O mercado subprime é apenas um dos sintomas. É uma bolha. Igual a bolha das bolsas em 1987. Igual a bolha imobiliária japonesa do fim dos anos 80 e início dos 90. Essas bolhas, na história do capitalismo, inflam e desinflam ao sabor dos ciclos especulativos. No fim de cada um deles o sistema volta mais ou menos ao normal, às vezes com um maior grau de regulação em sua área específica. Agora não estamos diante de "uma" bolha. Estamos diante de "a" bolha.

Estou chamando o processo que se inicia com a crise nos Estados Unidos de "desfinanceirização" do mundo. É o movimento inverso ao que havia ocorrido a partir dos anos 80. A imensa bolha financeira que circula em volta do planeta terá de pousar, gradativamente, em ativos reais. É impossível evitar esse processo, pois é determinado pela fuga de maiores perdas. O máximo que se conseguirá, a partir de políticas macroeconômicas sábias, é uma aterrissagem um pouco mais suave. Entretanto, será impossível evitar perdas gigantescas privadas.

O motivo é muito simples. Tome-se o pacote de socorro norte-americano, de US$ 750 bilhões. É para segurar um mercado de hipotecas da ordem de US$ 13 trilhões. Ou seja, cerca de 7%. Obviamente, isso não dá. A única forma de sustentar esse mercado seria a recuperação da venda de casas, mesmo que a preços menores do que os vigentes no auge da especulação. Nesse caso, o mercado real funcionaria como uma hedge para perdas mínimas. Contudo, se é possível prever como isso funcionaria, não é possível prever quando.

Mas este é o caso específico do mercado de hipotecas. O que se pode imaginar dos 600 trilhões de derivativos? É claro que há dupla contagem nisso, pois o mercado de derivativos consiste, quase sempre, num jogo de soma zero, no qual algumas perdas se compensam com ganhos. De qualquer forma, é dinheiro demais em busca de um lugar onde sentar. Como na dança das cadeiras, a crise funcionou como um sinal para que cada um busque a sua. Mas há poucas cadeiras para o número de jogadores.

A primeira vítima desse processo, junto com as perspectivas de perdas gigantescas, foram os dogmas do neoliberalismo. Hoje ninguém pensa que o mercado se auto-regulará ¿ exceto, talvez, alguns republicanos radicais do Congresso dos Estados Unidos. O problema, porém, consiste em saber como e onde os governos devem intervir. O debate no Congresso norte-americano em torno do socorro de US$ 750 bilhões serviu para ilustrar que não será uma decisão simples.

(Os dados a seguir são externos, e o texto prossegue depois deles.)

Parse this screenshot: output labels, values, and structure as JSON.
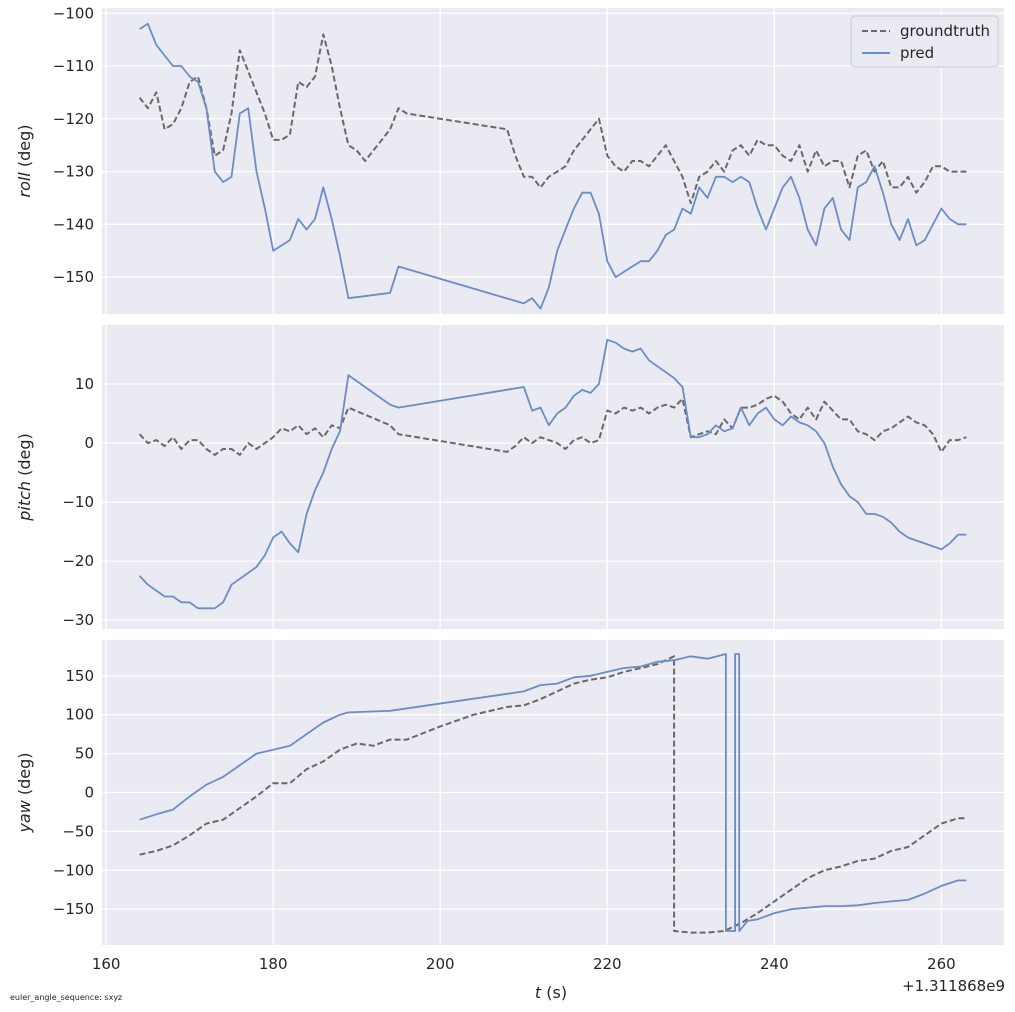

É preciso considerar que esta é a primeira crise global, depois da Grande Depressão dos anos 30, numa situação de democracia com cidadania ampliada no centro do sistema. Já nos anos 30 não foi possível fazer como no Titanic, que reservou botes salva-vidas apenas para a primeira classe. Nos Estados Unidos, foi deslanchado o New Deal, preservando-se a democracia. Na Itália e na Alemanha, mesmo não se preservando a democracia, foram lançados programas de grande eficácia na defesa dos interesses populares, sobretudo para enfrentar o alto desemprego.

Agora não será diferente. Na verdade, é mais fácil prever, hoje, perdas gigantescas para os ricos (que assim mesmo continuarão ricos) do que a emergência de hordas de trabalhadores desempregados ameaçando a estabilidade social e política das nações. Os governos serão levados, por imperativo democrático, a atender primeiro os interesses dos pobres. A receita existe, chama-se New Deal. Aqui no Brasil, o Instituto Desemprego Zero está trabalhando numa versão contemporânea dele, o Projeto Cidade Cidadã: consiste no enfrentamento da crise a partir de um programa de emprego garantido associado a um programa de trabalho aplicado para regeneração das favelas. Com ele, acreditamos poder dar a volta na crise.